FIG. 2 is a cut side view showing an example of a conventional swing valve type intake / discharge valve.

FIG. 3 is a schematic view seen from the direction III in FIG.

FIG. 4 is a schematic plan view showing an example of a conventional viscous fluid pump.

[Explanation of symbols]

 1 Hopper 2,3 Suction / Discharge Port 4 Viscous Fluid 5,6 Fluid Cylinder 10,11 Main Hydraulic Cylinder 14 Rod 21 Swing Pipe 22 Seal Ring 27,28 Swing Cylinder 29 Gate Valve 30 Hydraulic Cylinder 32,38,41 Electromagnetic Switching valve

Claims (1)

[Scope of utility model registration request] 1. The one rocking tube is alternately fed to the two fluid cylinders so that the viscous fluid alternately taken into the two fluid cylinders is alternately discharged through the one rocking tube.
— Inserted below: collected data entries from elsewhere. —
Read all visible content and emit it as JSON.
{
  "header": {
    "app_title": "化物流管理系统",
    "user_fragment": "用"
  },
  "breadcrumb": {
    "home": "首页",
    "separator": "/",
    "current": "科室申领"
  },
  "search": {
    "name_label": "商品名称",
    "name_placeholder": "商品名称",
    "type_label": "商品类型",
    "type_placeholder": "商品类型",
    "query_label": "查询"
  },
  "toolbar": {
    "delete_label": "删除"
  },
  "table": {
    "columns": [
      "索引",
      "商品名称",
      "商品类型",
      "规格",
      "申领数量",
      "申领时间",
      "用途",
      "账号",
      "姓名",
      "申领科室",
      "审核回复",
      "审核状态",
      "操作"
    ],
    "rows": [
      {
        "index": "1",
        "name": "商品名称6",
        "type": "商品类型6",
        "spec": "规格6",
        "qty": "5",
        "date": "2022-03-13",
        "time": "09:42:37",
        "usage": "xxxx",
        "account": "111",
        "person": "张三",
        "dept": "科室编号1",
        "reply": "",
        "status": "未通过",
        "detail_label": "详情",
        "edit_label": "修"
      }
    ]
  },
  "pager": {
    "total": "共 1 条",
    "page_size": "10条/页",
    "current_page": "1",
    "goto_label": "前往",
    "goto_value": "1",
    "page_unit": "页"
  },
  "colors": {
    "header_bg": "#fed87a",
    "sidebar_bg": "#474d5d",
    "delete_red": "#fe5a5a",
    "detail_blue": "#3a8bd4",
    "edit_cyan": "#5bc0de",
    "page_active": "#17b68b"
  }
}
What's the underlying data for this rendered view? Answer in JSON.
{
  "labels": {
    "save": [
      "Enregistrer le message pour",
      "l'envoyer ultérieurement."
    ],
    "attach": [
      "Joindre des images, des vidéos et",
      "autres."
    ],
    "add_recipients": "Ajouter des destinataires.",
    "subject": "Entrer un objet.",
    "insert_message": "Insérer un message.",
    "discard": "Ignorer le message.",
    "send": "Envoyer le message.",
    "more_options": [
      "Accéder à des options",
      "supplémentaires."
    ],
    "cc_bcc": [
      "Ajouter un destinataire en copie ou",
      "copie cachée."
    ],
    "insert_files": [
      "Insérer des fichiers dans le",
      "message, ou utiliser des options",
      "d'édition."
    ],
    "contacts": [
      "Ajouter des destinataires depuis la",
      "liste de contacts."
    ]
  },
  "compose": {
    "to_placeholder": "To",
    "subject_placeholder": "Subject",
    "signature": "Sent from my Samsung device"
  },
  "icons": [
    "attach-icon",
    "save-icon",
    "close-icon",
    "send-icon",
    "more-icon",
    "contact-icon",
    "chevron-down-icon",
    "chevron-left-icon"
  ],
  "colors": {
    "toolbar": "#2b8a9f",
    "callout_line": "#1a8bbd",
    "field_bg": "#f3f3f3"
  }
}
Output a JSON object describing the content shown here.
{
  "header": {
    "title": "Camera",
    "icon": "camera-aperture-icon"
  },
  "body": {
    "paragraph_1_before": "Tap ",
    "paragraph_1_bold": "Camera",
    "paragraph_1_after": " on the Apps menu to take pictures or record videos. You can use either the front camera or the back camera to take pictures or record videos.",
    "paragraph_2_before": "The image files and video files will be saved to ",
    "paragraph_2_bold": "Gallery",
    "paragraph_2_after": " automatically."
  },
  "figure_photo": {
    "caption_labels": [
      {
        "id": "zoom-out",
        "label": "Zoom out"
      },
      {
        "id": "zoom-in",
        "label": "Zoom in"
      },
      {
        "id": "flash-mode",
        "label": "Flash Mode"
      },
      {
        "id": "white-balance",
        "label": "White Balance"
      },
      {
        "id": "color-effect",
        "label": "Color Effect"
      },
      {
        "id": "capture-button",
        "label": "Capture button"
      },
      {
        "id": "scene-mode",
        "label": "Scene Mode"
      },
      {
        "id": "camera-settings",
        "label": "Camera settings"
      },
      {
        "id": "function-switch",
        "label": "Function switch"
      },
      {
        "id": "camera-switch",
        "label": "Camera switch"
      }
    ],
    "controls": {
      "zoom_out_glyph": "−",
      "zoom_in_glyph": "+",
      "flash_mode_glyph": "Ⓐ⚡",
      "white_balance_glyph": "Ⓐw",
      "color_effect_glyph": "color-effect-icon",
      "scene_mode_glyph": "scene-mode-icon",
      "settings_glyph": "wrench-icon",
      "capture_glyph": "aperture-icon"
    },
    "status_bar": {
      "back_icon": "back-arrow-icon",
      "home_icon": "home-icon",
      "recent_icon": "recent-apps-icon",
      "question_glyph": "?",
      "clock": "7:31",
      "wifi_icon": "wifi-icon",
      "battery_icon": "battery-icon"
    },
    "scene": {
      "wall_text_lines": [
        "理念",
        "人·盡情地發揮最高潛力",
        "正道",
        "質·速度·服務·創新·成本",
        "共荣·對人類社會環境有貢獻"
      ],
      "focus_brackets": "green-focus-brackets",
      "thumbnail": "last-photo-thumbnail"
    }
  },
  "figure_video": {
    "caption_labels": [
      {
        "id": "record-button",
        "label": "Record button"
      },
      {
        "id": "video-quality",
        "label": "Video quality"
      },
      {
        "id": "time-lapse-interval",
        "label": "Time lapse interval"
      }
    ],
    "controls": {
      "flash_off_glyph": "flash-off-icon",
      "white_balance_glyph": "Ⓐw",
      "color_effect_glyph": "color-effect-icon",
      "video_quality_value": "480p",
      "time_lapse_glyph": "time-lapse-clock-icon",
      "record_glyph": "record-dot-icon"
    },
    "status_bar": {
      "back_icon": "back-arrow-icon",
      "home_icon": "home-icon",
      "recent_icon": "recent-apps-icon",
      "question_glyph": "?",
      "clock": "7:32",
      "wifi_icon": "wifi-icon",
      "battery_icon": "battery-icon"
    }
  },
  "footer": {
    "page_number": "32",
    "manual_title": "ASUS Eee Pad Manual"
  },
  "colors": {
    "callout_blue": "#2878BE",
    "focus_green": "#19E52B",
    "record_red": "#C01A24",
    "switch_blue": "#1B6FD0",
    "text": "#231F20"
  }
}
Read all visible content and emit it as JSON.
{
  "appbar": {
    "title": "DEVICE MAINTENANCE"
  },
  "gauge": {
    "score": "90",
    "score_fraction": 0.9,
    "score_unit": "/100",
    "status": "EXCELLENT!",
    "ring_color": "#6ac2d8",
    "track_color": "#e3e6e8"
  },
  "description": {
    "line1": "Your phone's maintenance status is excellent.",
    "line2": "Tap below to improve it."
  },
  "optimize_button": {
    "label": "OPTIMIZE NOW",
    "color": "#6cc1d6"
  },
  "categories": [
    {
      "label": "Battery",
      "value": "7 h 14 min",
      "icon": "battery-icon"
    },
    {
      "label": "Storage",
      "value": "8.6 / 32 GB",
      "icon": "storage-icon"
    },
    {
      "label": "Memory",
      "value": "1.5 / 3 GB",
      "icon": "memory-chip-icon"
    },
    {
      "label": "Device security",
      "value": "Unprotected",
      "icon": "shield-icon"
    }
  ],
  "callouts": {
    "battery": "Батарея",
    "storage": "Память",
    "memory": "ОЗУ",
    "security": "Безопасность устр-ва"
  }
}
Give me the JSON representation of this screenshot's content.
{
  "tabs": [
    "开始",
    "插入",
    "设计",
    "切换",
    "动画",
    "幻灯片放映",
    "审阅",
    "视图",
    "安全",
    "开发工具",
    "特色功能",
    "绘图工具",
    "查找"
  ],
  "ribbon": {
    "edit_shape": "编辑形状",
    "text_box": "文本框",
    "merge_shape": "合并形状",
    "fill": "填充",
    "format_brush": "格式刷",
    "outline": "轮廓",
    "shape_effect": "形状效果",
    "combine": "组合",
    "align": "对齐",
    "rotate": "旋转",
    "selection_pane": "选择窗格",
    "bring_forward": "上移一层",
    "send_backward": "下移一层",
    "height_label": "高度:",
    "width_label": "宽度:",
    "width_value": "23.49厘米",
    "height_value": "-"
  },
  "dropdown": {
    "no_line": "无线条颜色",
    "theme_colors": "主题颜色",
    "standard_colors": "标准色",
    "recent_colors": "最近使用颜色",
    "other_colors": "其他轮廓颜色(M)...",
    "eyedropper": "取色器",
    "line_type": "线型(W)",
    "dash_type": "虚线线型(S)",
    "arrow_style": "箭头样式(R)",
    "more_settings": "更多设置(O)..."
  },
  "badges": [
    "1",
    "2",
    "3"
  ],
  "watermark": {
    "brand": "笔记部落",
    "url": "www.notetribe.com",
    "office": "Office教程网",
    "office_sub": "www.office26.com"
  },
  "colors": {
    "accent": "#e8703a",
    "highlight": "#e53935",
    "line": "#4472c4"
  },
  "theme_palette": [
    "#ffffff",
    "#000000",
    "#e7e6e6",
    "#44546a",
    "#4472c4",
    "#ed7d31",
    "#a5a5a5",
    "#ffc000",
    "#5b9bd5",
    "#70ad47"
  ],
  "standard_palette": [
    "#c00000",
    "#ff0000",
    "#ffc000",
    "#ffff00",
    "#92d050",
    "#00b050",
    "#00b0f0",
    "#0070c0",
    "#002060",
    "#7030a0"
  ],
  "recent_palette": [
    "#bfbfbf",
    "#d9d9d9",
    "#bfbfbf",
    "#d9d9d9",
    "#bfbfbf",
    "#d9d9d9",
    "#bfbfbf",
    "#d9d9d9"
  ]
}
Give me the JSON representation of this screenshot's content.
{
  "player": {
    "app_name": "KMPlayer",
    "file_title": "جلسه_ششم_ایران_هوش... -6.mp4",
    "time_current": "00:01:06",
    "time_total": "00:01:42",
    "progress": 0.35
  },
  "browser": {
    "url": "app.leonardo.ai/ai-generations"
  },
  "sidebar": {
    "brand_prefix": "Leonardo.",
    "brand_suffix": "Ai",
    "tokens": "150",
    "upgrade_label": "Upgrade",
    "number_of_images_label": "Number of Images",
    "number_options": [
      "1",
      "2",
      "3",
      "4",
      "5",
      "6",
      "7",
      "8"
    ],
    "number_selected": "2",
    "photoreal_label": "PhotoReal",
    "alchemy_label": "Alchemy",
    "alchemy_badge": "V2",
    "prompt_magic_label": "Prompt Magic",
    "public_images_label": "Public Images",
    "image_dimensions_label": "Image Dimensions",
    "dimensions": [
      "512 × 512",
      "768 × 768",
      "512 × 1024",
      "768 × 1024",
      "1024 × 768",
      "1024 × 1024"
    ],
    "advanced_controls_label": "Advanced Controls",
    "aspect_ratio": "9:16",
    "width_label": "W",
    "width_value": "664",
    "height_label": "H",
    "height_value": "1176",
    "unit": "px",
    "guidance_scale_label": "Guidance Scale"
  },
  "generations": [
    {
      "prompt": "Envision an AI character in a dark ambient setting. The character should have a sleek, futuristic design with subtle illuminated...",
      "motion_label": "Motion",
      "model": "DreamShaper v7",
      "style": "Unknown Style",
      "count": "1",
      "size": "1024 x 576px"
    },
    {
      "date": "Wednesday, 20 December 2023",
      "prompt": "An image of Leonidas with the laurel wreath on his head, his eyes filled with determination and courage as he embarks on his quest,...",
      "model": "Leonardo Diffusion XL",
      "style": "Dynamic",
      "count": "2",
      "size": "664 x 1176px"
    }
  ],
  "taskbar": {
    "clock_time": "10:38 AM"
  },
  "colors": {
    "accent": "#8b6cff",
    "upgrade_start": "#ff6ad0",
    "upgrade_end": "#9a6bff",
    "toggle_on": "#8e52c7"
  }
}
In a suction / discharge valve device of a viscous fluid pump that is switched so as to communicate with each other, a sluice valve that closes the viscous fluid discharged through the oscillating pipe can be opened and closed in the middle of the duct. A hydraulic cylinder for opening and closing the sluice valve is interlocked with switching of suction and discharge of the two fluid cylinders and switching of the oscillating pipe to the two fluid cylinders. Intake and discharge valve device for viscous fluid pump.